Menguado a ojos de Ahmad, preguntó:
– ¿No te va a echar en falta tu madre y alertar a la policía?
– Este fin de semana tiene turno de noche. Le he dejado una nota para cuando vuelva; en ella le digo que voy a pasar la noche a casa de un amigo. Supondrá que es una novia. Siempre da la lata con el tema, insinuando que debería ir con alguna chica.
– Pasarás la noche con un amigo que resultará más verdadero que cualquier repugnante sharmoota. El eterno e inimitable Corán.
En la mesilla de noche de esta habitación estrecha y apenas amueblada, había un ejemplar encuadernado en piel rosa, de tapa blanda, con el texto original y la traducción inglesa en páginas correlativas. Era lo único nuevo y caro del cuarto: un lugar «seguro» bastante cercano al centro de New Prospect, pues desde su única ventana se veía el tejado abuhardillado de la torre del ayuntamiento. El edificio, con sus multicolores escamas de pez, hacía su aparición entre las construcciones menores como un dragón de mar fantástico, congelado en el instante de salir a la superficie.
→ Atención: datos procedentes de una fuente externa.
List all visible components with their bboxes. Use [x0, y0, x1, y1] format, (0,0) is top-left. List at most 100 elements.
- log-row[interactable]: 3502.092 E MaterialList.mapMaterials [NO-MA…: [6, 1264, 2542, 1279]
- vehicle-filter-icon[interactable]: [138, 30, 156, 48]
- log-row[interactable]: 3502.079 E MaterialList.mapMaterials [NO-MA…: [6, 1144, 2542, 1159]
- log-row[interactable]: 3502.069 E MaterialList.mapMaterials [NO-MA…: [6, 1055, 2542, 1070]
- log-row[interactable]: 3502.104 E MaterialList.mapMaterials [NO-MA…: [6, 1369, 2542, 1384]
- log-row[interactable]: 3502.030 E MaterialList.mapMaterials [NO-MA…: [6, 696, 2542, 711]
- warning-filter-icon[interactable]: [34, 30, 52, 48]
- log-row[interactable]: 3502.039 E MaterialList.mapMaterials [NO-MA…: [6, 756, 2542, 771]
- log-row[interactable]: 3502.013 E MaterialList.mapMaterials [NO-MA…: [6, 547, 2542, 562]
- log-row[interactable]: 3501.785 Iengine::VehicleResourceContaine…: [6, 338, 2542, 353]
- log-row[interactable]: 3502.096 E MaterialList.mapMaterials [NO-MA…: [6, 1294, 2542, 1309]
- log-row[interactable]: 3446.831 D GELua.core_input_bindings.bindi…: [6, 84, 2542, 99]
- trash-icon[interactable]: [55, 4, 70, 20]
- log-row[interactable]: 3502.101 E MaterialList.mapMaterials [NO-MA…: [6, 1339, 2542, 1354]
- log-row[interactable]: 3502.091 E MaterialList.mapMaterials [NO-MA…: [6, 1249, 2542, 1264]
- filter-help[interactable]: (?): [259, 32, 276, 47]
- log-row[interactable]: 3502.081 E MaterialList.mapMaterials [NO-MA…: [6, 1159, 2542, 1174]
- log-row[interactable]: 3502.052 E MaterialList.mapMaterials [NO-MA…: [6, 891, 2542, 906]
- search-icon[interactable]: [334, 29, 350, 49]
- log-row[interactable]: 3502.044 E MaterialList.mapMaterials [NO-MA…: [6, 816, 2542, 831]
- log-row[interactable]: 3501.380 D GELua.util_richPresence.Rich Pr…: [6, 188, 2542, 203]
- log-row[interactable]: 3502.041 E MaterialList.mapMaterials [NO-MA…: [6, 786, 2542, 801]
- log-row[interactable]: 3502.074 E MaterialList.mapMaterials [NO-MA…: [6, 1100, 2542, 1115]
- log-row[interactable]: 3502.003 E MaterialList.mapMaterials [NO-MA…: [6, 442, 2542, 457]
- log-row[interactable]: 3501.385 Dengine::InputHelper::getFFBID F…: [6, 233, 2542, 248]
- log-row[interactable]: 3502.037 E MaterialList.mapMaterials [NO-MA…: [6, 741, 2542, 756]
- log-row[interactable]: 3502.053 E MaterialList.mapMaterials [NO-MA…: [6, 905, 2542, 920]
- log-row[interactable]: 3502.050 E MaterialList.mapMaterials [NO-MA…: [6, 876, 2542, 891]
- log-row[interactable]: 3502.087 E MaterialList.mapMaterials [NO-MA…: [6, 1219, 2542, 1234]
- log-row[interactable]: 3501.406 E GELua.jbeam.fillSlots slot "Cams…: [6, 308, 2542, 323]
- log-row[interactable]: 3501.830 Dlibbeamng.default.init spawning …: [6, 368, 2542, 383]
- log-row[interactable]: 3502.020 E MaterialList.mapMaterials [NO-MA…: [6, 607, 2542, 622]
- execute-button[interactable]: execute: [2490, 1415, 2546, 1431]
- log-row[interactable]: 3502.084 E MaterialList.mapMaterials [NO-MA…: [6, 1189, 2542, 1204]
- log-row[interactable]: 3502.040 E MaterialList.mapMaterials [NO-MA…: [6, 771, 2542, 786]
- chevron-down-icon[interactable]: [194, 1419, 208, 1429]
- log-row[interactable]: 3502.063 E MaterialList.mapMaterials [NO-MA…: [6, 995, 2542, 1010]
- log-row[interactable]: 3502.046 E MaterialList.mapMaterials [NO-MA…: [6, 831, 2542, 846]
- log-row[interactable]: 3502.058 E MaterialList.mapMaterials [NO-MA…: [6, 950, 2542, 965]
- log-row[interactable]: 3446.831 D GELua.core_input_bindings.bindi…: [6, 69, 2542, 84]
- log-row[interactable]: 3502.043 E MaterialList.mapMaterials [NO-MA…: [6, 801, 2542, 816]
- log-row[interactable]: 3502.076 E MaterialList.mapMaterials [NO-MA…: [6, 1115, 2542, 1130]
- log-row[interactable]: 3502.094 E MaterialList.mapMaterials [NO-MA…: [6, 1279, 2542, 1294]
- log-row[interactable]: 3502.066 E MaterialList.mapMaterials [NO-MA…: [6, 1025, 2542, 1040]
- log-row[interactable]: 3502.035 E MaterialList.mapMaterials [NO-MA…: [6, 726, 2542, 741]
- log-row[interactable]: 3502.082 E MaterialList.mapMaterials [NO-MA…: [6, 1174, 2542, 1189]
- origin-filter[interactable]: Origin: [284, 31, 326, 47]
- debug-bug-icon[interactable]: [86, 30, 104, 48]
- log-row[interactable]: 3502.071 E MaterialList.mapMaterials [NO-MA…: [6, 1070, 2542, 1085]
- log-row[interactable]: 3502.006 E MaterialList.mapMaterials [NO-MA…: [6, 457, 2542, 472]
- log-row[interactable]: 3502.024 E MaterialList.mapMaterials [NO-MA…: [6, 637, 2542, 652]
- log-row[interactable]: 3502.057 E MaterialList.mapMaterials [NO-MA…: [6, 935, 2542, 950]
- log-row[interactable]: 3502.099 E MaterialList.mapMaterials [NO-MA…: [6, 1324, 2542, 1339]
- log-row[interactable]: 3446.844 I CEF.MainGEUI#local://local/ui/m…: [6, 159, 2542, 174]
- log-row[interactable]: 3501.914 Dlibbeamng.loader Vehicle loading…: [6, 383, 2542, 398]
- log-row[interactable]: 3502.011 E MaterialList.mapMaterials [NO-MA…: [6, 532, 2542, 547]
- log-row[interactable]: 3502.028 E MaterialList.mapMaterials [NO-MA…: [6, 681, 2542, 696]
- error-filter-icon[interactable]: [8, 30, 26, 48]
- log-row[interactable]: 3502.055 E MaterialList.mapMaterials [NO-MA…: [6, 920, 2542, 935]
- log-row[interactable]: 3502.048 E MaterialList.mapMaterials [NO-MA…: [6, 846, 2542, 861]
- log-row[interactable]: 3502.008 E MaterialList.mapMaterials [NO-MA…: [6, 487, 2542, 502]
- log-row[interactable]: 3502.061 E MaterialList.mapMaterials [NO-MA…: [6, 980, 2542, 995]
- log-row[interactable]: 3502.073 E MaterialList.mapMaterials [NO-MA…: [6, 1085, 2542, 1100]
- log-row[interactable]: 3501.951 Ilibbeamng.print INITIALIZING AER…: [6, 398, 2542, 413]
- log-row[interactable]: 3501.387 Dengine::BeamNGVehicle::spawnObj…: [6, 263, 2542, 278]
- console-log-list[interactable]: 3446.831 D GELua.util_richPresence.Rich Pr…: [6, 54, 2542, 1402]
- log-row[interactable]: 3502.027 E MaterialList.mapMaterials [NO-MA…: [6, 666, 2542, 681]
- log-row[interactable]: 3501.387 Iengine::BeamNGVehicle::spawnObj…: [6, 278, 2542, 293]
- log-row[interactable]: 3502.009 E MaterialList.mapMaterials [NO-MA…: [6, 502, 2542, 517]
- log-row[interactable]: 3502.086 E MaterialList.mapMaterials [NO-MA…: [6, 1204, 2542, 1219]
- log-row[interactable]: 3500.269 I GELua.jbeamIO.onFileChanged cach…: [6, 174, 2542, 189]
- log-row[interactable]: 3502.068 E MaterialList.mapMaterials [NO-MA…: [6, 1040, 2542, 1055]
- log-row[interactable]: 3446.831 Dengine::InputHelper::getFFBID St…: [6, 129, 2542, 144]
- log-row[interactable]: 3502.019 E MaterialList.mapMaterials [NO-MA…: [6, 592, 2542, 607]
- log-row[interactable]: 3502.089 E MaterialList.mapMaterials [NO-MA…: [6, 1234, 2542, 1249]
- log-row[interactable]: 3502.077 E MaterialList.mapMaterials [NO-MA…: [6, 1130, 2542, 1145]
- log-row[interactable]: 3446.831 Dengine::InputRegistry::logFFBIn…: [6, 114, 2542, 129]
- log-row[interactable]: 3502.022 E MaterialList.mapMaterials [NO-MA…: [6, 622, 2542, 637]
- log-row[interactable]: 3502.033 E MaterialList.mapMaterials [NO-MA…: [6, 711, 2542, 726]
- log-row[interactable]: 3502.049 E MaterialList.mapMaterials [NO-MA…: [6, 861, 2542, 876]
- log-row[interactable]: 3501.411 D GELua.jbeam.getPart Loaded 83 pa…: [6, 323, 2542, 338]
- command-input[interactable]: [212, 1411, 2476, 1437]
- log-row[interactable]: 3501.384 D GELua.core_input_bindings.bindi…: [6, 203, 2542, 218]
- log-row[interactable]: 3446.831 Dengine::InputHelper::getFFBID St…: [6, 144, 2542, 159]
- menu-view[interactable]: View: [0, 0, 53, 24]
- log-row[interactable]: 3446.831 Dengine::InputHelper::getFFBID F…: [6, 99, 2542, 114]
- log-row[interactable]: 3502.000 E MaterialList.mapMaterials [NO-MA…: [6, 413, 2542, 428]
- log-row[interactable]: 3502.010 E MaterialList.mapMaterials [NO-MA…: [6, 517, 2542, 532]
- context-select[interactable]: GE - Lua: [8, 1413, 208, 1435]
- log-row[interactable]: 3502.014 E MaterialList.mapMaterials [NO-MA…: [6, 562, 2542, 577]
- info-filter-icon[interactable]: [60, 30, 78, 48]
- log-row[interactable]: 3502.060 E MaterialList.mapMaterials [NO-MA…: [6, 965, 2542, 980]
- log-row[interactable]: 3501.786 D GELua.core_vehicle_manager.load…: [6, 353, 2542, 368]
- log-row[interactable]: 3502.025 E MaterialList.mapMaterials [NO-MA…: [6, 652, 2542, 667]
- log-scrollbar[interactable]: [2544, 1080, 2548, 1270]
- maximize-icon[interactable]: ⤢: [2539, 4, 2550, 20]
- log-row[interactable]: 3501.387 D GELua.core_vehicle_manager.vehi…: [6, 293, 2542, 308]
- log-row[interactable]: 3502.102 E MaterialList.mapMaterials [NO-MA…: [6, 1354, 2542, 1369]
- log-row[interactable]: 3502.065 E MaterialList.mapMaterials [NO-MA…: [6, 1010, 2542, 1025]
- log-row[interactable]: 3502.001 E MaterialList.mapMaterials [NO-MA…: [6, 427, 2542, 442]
Tras él, el cielo del atardecer estaba rayado de nubes a las que el sol poniente tintaba de rosa. La imagen solar -el reflejo de su fulgor naranja- se plasmaba en las agallas de cristal, victorianas, de la aguja: ventanas de una escalera de caracol cerrada desde hacía décadas a los turistas. Mientras Ahmad se esforzaba por mirar desde la ventana -de vidrios delgados, viejos, ondulados y llenos de pequeñas burbujas debido a su factura antigua-, vio la agonizante luz del sol derritiendo, eso parecía, la esquina más alta de uno de los edificios rectilíneos y revestidos de cristal que, construidos con posterioridad, albergaban también dependencias municipales. En el chapitel del ayuntamiento hay un reloj, y Ahmad temía que al dar las horas lo mantuviera en vela toda la noche, lo cual haría de él un shahid menos eficiente. Pero su música mecánica -un breve fraseo señalando el primer cuarto, cuya última y ascendente nota persistía como una ceja inquisitivamente enarcada; y ejecutando con cada último cuarto el fraseo completo, dando entrada al doliente recuento de la hora- resulta adormecedora, ratificando así, cuando el sheij al fin lo dejó solo, que la habitación era de hecho segura.